Siegemund's spiciest contention was that there's a "two-class system" in terms of how those rules are applied. "I'm sure if Coco was taking that much time it wouldn't be an issue, you know what I mean? There are players that take a long time and it is up the umpire when they press the clock. ... I don't want to say any names now, but names they want to keep in the tournament—they press the clock when they are finished rubbing the grip off and they go back." There's some truth here, as umpires do have discretion about when they start the serve clock. To take the most notorious example in tennis: Space is always made for Rafael Nadal's endless between-point rituals, while that same grace is not always afforded to the journeyman he's chewing up in the first round.
"But at the end of the day, I've got to take responsibility and I've got to be faster," Siegemund said to conclude her presser. There's truth to that, too. In her post-match session, Gauff reflected on a moment when her opponent sat down before they were due for a changeover, and said, correctly, that endurance is just part of tennis. Gauff said she plays at an average pace and tried to be patient before addressing the umpire; she estimated seven uncalled time violations before she piped up. Veljovic's enforcement did change after Gauff advocated for herself, and Siegemund even received a point penalty to lose the sixth game of the deciding set.

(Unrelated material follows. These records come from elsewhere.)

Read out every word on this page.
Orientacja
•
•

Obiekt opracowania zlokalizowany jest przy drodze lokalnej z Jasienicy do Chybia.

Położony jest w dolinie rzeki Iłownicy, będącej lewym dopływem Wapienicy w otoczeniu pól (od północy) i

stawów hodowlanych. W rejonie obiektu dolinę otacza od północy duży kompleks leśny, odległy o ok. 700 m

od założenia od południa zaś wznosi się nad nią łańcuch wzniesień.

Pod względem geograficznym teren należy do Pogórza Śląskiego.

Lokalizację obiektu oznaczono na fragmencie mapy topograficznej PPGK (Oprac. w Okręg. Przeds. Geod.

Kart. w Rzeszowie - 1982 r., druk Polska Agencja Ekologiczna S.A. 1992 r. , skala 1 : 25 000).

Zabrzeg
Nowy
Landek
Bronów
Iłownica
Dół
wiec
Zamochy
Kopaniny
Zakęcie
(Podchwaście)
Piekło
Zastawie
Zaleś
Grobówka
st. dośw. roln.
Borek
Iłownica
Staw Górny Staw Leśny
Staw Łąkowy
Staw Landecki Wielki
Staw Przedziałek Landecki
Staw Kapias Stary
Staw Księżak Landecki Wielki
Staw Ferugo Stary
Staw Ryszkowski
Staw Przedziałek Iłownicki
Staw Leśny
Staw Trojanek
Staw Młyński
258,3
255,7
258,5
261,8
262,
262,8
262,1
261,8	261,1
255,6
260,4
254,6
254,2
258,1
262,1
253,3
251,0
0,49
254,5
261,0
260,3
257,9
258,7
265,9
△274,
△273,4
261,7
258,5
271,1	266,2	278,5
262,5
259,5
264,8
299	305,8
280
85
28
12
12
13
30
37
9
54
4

I asked Gauff what it's like to be on court when the crowd is turning against your opponent so vocally. Is it distracting, confusing, weirdly motivating? She said she tried to tamp down the crowd's jeering of her opponent's missed serves early in the match, and that she doesn't draw much energy from booing.
"But then when it came to the time violation stuff, I feel like you as a player know the situation and also she knows, like, I'm American. I didn't want to tell the crowd to calm down, to be honest, because I know that they were seeing what everybody else was seeing," Gauff said. "At that point, it's sports, it's New York City, I'm not going to try to calm that down." After this bizarre match, and a very slow journey on a 7 train so full that I couldn't lower my hands to my pockets, this reporter can confirm: It is indeed New York City.